Face à l'aggravation continue de la pire crise Est-Ouest depuis la fin de la guerre froide, l'Otan a annoncé un renforcement des mesures de défense de ses membres d'Europe orientale. Les pays baltes ou la Pologne sont en effet particulièrement inquiets face à ce qu'ils dénoncent comme un interventionnisme russe.

Quant aux États-Unis, ils ont indiqué «préparer activement» de nouvelles sanctions contre la Russie, un avertissement clair alors que s'ouvrent jeudi matin à Genève les premières discussion directes sur la crise entre chefs de la diplomatie américain, russe, ukrainien et européen. Moscou doit montrer sa volonté de désescalade sur le terrain et reconnaître l'engagement de Kiev à mener des réformes constitutionnelles selon Washington.

John Kerry, arrivé à Genève mercredi soir, a espéré aider à établir «un vrai dialogue entre la Russie et l'Ukraine», a indiqué aux journalistes un haut responsable dans son avion.
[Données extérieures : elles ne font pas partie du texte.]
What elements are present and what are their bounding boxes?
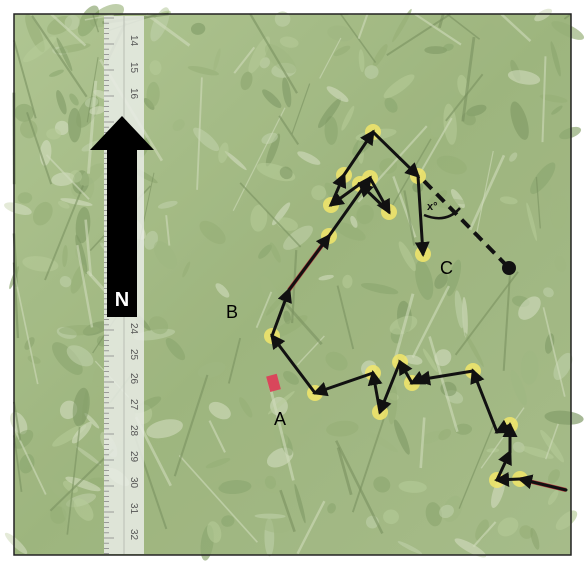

Mais le chef de la diplomatie ukrainienne, Andrïï Dechtchitsa, a clairement demandé à son arrivée à Genève que la Russie cesse de ssoutenir «les activités terroristes» en Ukraine et qu'elle «retire ses troupes de la frontière est» du pays.

En Ukraine, les pro-russes réclament un rattachement à la Russie, ou au minimum une «fédéralisation» de l'Ukraine donnant des pouvoirs étendus aux régions.

Le chef de la diplomatie ukrainienne a également réitéré le refus de la fédéralisation soutenue par Moscou, répétant que son gouvernement prévoit des réformes pour donner plus de pouvoirs aux régions.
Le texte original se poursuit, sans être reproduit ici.